Lorsqu'elle exerçait son métier d'avocate, il lui arrivait d'avoir le sentiment que le juge présidant à l'affaire ne la traitait pas de façon équitable. L'un d'eux l'a même appelée « petite dame » lors d'une audience, un qualificatif qu'elle n'a guère apprécié, le trouvant abusif aussi bien pour elle que pour ses clients.

« Je me suis dit que je pouvais faire preuve de plus de professionnalisme que lui », explique-t-elle, et c'est la raison pour laquelle, en 1984, elle brigua sa première élection de juge.

Dans au moins 35 États des États-Unis, les juges sont élus par le peuple. Chaque État a établi ses propres critères pour régir ces élections et, si dans certains États les juges représentent le parti politique dont ils sont membres, dans d'autres, ils n'ont pas besoin de déclarer leur affiliation.

« Faire preuve d'humilité est indissociable de la conduite d'une campagne où chacun a une voix », explique Mme Timmons-Goodson, soulignant l'énergie, le temps et les déplacements nécessaires à une telle entreprise qui, au bout du compte, révèle des horizons insoupçonnés.

On s'attend à ce que les juges soient des personnes rationnelles et impartiales, autant de qualités qui parfois rendent difficile la conduite d'une campagne électorale par ces derniers.

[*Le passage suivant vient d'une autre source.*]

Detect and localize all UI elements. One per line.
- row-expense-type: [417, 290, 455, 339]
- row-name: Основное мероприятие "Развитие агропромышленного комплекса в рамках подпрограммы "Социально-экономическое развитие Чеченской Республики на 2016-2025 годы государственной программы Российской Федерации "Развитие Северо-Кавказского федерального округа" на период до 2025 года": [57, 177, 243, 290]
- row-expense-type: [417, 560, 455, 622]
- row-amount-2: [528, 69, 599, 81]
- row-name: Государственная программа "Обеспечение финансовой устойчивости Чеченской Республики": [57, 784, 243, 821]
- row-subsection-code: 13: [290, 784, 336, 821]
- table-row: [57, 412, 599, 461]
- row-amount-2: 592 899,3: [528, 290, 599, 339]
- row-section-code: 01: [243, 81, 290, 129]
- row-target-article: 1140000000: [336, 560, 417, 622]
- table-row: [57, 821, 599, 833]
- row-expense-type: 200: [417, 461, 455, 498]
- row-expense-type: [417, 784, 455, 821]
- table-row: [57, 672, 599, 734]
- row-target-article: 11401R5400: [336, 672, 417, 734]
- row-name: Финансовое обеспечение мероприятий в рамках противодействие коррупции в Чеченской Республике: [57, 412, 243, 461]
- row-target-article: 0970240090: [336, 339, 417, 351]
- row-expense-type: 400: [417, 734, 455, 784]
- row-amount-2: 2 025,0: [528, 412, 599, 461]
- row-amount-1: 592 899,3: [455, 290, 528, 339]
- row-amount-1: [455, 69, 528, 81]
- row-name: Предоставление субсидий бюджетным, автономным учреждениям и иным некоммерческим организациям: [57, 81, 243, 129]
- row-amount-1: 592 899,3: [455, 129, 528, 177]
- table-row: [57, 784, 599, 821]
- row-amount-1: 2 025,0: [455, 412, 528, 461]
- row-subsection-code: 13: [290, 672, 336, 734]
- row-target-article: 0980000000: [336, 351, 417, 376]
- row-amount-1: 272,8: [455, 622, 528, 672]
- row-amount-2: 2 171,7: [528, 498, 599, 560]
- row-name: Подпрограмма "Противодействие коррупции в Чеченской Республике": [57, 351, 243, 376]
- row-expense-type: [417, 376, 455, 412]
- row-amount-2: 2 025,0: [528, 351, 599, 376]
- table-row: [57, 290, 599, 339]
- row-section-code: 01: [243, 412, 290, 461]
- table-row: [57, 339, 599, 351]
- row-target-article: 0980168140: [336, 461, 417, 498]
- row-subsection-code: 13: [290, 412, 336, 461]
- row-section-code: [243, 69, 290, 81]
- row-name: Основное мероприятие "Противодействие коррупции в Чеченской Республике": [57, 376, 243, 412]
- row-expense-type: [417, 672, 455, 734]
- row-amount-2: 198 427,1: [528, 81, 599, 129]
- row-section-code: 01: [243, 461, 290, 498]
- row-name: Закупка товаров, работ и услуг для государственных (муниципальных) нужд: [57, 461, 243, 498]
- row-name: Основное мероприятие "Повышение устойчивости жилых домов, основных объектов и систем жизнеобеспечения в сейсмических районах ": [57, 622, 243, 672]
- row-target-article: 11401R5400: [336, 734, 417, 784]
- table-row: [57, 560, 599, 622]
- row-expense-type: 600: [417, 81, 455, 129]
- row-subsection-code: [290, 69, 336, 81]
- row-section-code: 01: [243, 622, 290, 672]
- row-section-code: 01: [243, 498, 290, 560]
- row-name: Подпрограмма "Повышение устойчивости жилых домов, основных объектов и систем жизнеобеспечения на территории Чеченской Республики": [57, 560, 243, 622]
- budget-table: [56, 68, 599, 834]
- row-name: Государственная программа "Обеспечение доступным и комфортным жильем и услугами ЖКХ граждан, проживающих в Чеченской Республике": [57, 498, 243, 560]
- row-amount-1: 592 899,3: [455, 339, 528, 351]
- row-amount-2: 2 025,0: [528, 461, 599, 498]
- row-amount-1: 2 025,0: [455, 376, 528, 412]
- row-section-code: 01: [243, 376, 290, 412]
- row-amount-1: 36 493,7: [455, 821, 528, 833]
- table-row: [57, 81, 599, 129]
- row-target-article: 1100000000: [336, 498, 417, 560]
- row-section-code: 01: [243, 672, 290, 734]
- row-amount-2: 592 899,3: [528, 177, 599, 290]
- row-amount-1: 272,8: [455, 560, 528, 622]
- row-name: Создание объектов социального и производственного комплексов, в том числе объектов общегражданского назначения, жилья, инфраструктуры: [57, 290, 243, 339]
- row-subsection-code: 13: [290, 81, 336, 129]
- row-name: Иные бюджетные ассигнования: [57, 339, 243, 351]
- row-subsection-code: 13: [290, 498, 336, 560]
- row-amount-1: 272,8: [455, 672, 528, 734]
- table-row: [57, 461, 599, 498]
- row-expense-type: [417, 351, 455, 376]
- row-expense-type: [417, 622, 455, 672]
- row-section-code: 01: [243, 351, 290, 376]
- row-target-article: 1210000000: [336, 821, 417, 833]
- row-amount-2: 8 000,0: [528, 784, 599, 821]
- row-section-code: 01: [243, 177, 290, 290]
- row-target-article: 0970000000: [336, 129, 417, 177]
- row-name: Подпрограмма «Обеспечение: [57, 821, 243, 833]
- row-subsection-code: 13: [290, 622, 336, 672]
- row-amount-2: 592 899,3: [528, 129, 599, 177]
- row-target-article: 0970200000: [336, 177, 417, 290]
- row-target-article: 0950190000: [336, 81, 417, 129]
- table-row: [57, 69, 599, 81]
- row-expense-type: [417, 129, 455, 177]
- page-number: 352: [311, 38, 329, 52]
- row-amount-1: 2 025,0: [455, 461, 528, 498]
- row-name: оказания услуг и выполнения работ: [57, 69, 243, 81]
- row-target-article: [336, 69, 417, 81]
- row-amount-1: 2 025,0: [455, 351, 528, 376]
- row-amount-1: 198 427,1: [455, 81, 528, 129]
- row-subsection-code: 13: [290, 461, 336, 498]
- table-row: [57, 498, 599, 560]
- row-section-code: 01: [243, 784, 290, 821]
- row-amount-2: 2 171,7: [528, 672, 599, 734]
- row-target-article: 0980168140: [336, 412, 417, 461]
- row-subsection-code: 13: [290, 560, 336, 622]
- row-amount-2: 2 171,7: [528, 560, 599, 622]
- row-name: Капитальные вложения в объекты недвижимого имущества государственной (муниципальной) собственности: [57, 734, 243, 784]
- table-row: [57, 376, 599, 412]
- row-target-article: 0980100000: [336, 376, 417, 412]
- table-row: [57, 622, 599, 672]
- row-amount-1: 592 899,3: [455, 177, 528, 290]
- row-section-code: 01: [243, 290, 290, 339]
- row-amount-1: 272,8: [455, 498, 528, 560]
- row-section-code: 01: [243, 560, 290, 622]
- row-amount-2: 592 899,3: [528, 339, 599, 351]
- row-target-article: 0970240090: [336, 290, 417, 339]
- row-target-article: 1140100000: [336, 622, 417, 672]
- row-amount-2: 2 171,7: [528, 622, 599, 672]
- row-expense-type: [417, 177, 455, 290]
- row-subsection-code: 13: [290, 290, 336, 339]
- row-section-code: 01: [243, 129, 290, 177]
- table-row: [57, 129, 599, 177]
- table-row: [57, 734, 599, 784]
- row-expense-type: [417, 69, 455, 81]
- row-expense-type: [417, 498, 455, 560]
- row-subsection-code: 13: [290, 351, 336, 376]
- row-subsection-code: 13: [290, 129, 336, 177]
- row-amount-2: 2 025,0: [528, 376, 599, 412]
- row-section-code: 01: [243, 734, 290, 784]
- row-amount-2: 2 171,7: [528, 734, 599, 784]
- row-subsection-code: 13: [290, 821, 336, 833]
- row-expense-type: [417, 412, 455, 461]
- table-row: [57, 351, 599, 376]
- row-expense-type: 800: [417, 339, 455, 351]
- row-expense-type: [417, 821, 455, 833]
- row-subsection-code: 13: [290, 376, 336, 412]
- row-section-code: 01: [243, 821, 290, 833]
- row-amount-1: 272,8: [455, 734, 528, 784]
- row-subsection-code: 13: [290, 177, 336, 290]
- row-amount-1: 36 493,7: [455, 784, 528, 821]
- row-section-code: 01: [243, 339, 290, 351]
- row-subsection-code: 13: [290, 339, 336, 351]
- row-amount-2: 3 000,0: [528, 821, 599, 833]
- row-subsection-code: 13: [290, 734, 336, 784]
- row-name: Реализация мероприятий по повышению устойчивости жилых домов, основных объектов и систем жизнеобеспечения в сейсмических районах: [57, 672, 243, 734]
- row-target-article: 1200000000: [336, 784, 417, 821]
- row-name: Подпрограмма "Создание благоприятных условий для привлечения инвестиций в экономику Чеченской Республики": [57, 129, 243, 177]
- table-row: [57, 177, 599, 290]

« La loi est notre maître et, lorsque nous faisons campagne, nous ne nous comportons pas en politiciens. Lorsque je suis candidate à une élection, je fais très attention à ne pas promettre aux gens quelque chose en contrepartie de leur vote », souligne Mme Sears.

« Je ne suis pas l'obligée des gens qui contribuent à ma campagne », insiste Mme Hunstein qui, d'ailleurs, s'est récusée dans une affaire dans laquelle l'un de ses donateurs était impliqué.

Les trois femmes s'accordent à dire que leur expérience de magistrate a été à la fois « difficile » et « satisfaisante ».

« Les juges prennent des décisions très pénibles qui ont d'énormes conséquences sur la vie des gens, leurs finances, leurs biens, leur avenir, leur famille, leurs enfants. Ce sont des décisions très importantes pour les gens avec lesquels nous avons affaire », déclare Mme Hunstein.

Certaines qualités sont indispensables pour être l'un des juges siégeant auprès d'un tribunal de grande instance, précise Mme Timmons-Goodson. En effet, étant donné que les décisions font intervenir l'ensemble des juges, il leur est nécessaire de faire preuve de civilité, d'être en mesure de s'entendre avec d'autres, de savoir être à l'écoute, de pouvoir s'exprimer facilement, de savoir comment et quand transiger et, l'exposition d'idées diverses étant cruciale, l'apport des femmes a une portée incontestable car ces dernières offrent souvent des points de vue bien différents de ceux des hommes.

« Il est très important que les femmes assument des fonctions d'élues pour pouvoir être considérées sur un pied d'égalité avec les hommes. Nous en valons la peine », fait valoir Mme Hunstein.